I am reading schema of the data frame from a text file. The file looks like

id,1,bigint
price,2,bigint
sqft,3,bigint
zip_id,4,int
name,5,string

and I am mapping parsed data types to Spark Sql datatypes.The code for creating data frame is -

var schemaSt = new ListBuffer[(String,String)]()
// read schema from file
for (line <- Source.fromFile("meta.txt").getLines()) {
  val word = line.split(",")
  schemaSt += ((word(0),word(2)))
}

// map datatypes
val types = Map("int" -> IntegerType, "bigint" -> LongType)
      .withDefault(_ => StringType)
val schemaChanged = schemaSt.map(x => (x._1,types(x._2))

// read data source
val lines = spark.sparkContext.textFile("data source path")

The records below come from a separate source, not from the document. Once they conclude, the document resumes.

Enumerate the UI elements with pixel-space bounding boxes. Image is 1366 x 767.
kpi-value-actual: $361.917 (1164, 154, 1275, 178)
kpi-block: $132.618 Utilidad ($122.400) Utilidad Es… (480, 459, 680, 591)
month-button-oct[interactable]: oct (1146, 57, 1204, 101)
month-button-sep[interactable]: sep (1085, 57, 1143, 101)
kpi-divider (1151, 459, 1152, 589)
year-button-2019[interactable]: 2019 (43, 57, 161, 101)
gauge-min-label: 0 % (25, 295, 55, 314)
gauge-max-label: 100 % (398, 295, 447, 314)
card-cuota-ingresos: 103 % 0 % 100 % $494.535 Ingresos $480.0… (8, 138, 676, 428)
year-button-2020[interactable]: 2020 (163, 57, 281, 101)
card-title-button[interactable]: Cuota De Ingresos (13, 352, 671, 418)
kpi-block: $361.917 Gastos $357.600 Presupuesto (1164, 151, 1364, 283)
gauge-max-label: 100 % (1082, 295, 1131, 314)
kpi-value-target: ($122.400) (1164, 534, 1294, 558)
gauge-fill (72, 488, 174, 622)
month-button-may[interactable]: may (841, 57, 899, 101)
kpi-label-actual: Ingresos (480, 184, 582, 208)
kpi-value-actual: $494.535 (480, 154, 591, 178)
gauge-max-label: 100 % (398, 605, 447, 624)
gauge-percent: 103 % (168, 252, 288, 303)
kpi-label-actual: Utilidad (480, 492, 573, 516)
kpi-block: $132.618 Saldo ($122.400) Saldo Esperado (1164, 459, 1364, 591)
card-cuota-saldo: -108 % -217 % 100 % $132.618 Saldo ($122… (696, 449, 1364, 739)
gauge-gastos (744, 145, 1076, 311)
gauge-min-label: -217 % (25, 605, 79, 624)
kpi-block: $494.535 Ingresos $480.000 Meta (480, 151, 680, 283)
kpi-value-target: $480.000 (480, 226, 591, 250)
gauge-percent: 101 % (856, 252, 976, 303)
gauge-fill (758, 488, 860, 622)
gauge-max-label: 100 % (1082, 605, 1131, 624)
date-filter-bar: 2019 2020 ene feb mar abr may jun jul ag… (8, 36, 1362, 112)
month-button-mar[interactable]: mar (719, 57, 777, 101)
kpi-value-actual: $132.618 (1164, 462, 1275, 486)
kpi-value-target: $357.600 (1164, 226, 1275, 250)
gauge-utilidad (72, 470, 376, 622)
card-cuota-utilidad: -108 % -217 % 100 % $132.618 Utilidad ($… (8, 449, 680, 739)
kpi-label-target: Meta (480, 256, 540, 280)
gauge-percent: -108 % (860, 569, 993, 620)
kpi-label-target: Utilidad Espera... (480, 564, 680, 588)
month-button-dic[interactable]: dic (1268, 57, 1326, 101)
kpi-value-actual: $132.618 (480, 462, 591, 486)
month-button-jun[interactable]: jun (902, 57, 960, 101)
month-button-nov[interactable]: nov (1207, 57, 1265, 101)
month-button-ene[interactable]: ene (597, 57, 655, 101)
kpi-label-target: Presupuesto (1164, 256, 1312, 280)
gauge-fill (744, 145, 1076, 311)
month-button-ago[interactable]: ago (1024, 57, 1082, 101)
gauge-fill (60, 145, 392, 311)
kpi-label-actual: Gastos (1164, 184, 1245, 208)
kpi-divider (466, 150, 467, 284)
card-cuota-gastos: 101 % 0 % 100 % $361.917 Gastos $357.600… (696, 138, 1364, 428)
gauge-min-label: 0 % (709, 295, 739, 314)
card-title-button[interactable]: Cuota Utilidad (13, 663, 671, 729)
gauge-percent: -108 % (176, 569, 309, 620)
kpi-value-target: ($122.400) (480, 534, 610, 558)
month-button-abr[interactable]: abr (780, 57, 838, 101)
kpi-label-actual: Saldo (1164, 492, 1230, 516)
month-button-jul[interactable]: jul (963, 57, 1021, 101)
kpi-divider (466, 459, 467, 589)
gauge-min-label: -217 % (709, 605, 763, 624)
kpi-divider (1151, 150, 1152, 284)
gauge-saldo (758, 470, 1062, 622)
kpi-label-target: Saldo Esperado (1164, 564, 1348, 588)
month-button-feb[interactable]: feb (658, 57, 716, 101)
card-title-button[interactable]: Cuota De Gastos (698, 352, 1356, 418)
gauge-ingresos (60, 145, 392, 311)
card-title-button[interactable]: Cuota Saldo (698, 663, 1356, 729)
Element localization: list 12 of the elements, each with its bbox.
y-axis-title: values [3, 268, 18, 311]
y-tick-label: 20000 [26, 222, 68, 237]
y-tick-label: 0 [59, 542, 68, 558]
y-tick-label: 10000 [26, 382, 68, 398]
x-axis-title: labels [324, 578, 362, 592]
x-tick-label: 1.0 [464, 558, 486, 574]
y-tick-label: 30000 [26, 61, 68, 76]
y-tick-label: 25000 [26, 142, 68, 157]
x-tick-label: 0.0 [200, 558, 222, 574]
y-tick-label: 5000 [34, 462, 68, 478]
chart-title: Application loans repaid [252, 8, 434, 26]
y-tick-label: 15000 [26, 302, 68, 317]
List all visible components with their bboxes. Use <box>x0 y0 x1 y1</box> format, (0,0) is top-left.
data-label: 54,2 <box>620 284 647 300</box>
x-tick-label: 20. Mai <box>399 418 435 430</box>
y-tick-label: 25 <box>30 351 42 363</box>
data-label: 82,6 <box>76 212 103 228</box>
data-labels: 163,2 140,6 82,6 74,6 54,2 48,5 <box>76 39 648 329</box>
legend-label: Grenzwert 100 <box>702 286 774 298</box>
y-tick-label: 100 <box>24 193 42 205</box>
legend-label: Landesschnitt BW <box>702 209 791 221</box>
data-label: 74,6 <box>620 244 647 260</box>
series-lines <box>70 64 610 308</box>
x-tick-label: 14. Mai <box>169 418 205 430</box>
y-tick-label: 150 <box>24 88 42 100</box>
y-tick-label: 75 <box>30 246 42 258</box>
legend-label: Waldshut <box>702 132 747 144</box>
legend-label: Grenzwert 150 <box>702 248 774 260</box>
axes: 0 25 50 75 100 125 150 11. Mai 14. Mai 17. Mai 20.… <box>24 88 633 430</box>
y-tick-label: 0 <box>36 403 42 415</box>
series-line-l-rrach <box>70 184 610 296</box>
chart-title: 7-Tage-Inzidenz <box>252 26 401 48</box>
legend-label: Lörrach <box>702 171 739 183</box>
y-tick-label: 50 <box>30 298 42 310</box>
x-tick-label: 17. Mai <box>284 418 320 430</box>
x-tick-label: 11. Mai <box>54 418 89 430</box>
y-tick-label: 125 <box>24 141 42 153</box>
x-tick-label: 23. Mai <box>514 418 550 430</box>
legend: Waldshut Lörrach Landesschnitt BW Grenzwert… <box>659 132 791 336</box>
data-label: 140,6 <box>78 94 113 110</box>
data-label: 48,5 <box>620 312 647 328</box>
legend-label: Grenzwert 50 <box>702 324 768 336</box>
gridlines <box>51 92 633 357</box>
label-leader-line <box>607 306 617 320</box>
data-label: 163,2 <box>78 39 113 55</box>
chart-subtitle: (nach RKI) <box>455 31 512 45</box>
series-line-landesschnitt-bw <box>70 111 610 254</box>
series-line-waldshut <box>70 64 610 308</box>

val fields = schemaChanged.map(x => StructField(x._1, x._2, nullable = true)).toList

val schema = StructType(fields)

val rowRDD = lines
  .map(_.split("\t"))
  .map(attributes => Row.fromSeq(attributes))

// Apply the schema to the RDD
val new_df = spark.createDataFrame(rowRDD, schema)
new_df.show(5)
new_df.printSchema()

but the above works only for StringType. For IntegerType and LongType, it is throwing exceptions -

java.lang.RuntimeException: java.lang.String is not a valid external type for schema of int

and

java.lang.RuntimeException: java.lang.String is not a valid external type for schema of bigint.

Thanks in advance!

2

2 Answers

11
votes

I had the same problem and its cause is the Row.fromSeq() call.

If it is called on the array of String, the resulting Row is the row of String's. Which does not match the type of the 2nd column in your schema (bigint or int).

In order to get the valid dataframe as a result of Row.fromSeq(values: Seq[Any]), the elements of the values argument have to be of the type that corresponds to your schema.

10
votes

You are trying to store strings in numerically typed columns.

You need to cast string encoded numerical data to the appropriate numerical types while parsing.